COVID-19's Impact on Force Majeure Clauses and Similar Common Law Doctrines
Since the commencement of the COVID-19 crisis, many companies within the hospitality industry have been quick to react. Many companies have even unilaterally enforced the Force Majeure clauses within contracts and the doctrine of Frustration of Purpose in favor of their clients and customers.
- Marriott International hotels world-wide issued a statement allowing for full changes or cancellations, without a charge, up to 24 hours prior to a client’s scheduled arrival - as long as the change or cancellation is made by June 30, 2020. Other hotels have reacted in similar ways.
- JP Morgan/Chase automatically extended certain car leases in circumstances where leased vehicles were due in March, April and May.
- Walt Disney World automatically stopped charging customers for their annual passes.
- And, while arguably not necessary under these legal theories, many motor vehicle insurers automatically reduced premium rates for the months of April and May by varying percentages.
While Force Majeure clauses may be different in their wording from contract to contract and industry to industry, at their core they require a finding of three major elements in order to be enforced:
- The party attempting to enforce the clause must establish that the occurrence preventing them from performing their contractual duties is beyond their reasonable control;
- The enforcing party's ability to perform its obligations under the contract must have been prevented, impeded or hindered specifically by the occurrence; and
- The enforcing party must have taken all reasonable steps to avoid or mitigate the occurrence or its consequences.
Other than Florida hurricanes, it appears that COVID-19 may be one of the easier occurrences in the last few decades for parties contracting in Florida to establish their Force Majeure clauses.
Prior to COVID-19, many of the Florida cases relating to the enforcement of these clauses involved permits, codes and statutes, and required fact and legal intensive inquiries and investigations into whether the enforcing party could have taken steps to avoid breaching the contract. Here, hospitality businesses were quickly shut down by county and state orders. Additionally, if a contract does not expressly contain a Force Majeure clause, there are common law legal doctrines that provide the same protections.
Florida Common Law - Frustration of Purpose and the Doctrine of Impossibility of Performance
Under the doctrine of impossibility of performance or frustration of purpose, a party is discharged from performing a contractual obligation which is impossible to perform and the party neither assumed the risk of impossibility nor could have acted to prevent the event rendering the performance impossible. See Marathon Sunsets, Inc. v. Coldiron
, 189 So. 3d 235, 236 (Fla. 3d DCA 2016).
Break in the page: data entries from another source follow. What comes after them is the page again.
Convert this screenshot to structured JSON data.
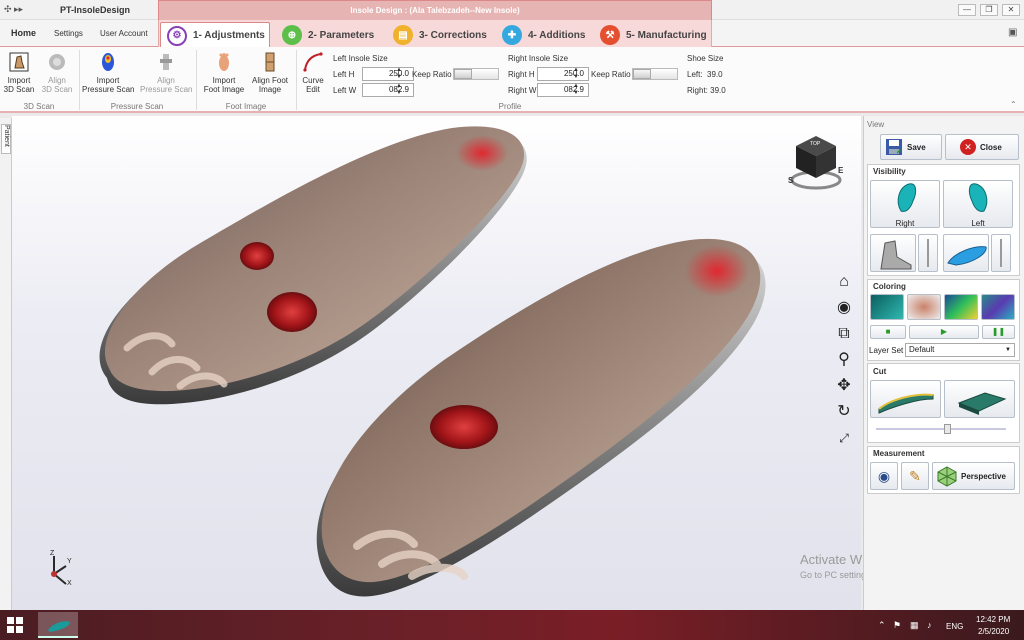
{
  "window": {
    "title": "Insole Design : (Ala Talebzadeh--New Insole)",
    "app_name": "PT-InsoleDesign",
    "quick_access": "✣ ▸▸",
    "controls": {
      "minimize": "—",
      "restore": "❐",
      "close": "✕"
    }
  },
  "menu": {
    "home": "Home",
    "settings": "Settings",
    "user_account": "User Account",
    "tabs": [
      {
        "label": "1- Adjustments",
        "color": "#8a3fb8",
        "icon": "gear-icon"
      },
      {
        "label": "2- Parameters",
        "color": "#5cbf4a",
        "icon": "sliders-icon"
      },
      {
        "label": "3- Corrections",
        "color": "#f0b12c",
        "icon": "clipboard-icon"
      },
      {
        "label": "4- Additions",
        "color": "#35a8e0",
        "icon": "plus-icon"
      },
      {
        "label": "5- Manufacturing",
        "color": "#e4502f",
        "icon": "factory-icon"
      }
    ]
  },
  "ribbon": {
    "scan3d": {
      "import": "Import\n3D Scan",
      "align": "Align\n3D Scan",
      "group": "3D Scan"
    },
    "pressure": {
      "import": "Import\nPressure Scan",
      "align": "Align\nPressure Scan",
      "group": "Pressure Scan"
    },
    "foot": {
      "import": "Import\nFoot Image",
      "align": "Align Foot\nImage",
      "group": "Foot Image"
    },
    "curve": "Curve\nEdit",
    "profile_group": "Profile",
    "left": {
      "title": "Left Insole Size",
      "h_label": "Left H",
      "h_value": "250.0",
      "w_label": "Left W",
      "w_value": "082.9",
      "keep_ratio": "Keep Ratio"
    },
    "right": {
      "title": "Right Insole Size",
      "h_label": "Right H",
      "h_value": "250.0",
      "w_label": "Right W",
      "w_value": "082.9",
      "keep_ratio": "Keep Ratio"
    },
    "shoe": {
      "title": "Shoe Size",
      "left": "Left:  39.0",
      "right": "Right: 39.0"
    }
  },
  "side_tab": "Patient",
  "viewcube": {
    "top": "TOP",
    "compass_s": "S",
    "compass_e": "E"
  },
  "axis": {
    "z": "Z",
    "y": "Y",
    "x": "X"
  },
  "panel": {
    "title": "View",
    "save": "Save",
    "close": "Close",
    "visibility": "Visibility",
    "vis_right": "Right",
    "vis_left": "Left",
    "coloring": "Coloring",
    "layer_set_label": "Layer Set",
    "layer_set_value": "Default",
    "cut": "Cut",
    "cut_slider": 0.55,
    "measurement": "Measurement",
    "perspective": "Perspective"
  },
  "watermark": {
    "line1": "Activate Windows",
    "line2": "Go to PC settings to activate Windows."
  },
  "taskbar": {
    "lang": "ENG",
    "time": "12:42 PM",
    "date": "2/5/2020"
  }
}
We anticipate that courts throughout Florida will not tolerate cavalier or "business as usual" arguments when deciding whether to enforce these clauses or doctrines.
Companies must quickly decide whether their clients and customers will be able to establish these clauses and legal theories and then respond accordingly.
Anticipated Personal Injury Claims Due to Food/Drink Consumption
Now that COVID-19 has rapidly spread across the United States, many local governments (including those in Florida) have ordered hotels and restaurants to close their doors, though some restaurants are still open to serve their customers through delivery and carry-out. Regardless, thousands of hotel and restaurant employees have served thousands of customers with food and drinks since the outbreak of COVID-19, which is a highly contagious virus and is believed to be spread mainly from person-to-person and from contact with contaminated surfaces. Of course, tourism is Florida’s largest industry, and it is anticipated that many claims may be brought against Florida hotels and restaurants in the near future for any actions, or omissions, on their part that results in the transmission of COVID-19 to one (or more) of their customers.
There are several legal theories that an injured person may use to recover against hotels/restaurants for damages from contracting COVID-19 through contaminated food, drinks, or through surface/interpersonal contact, for example:
- negligence/negligence per se
- strict liability
- breach of warranty
- violation of local/state governmental business-closure orders
No matter what the legal theory is, Plaintiffs may very well have an uphill battle proving exactly how they were exposed to COVID-19. Causation may be easier to prove for multiple Plaintiffs who can trace exposure to one location. When it comes to causation, courts have commented that “a mere possibility of causation is not enough; and when the matter remains one of pure speculation or conjecture, or the probabilities are at best evenly balanced, it becomes the duty of the court to direct a verdict for the defendant.”
Comparative fault/assumption of the risk may also serve as defenses to some of these claims.
As for damages, those who suffer mild effects of the virus will obviously have a tough time arguing that they are entitled to significant compensation, though class actions have been filed in the past for contaminated food-borne illnesses that have affected a large number of people who can relate their exposure to a specific hotel or restaurant.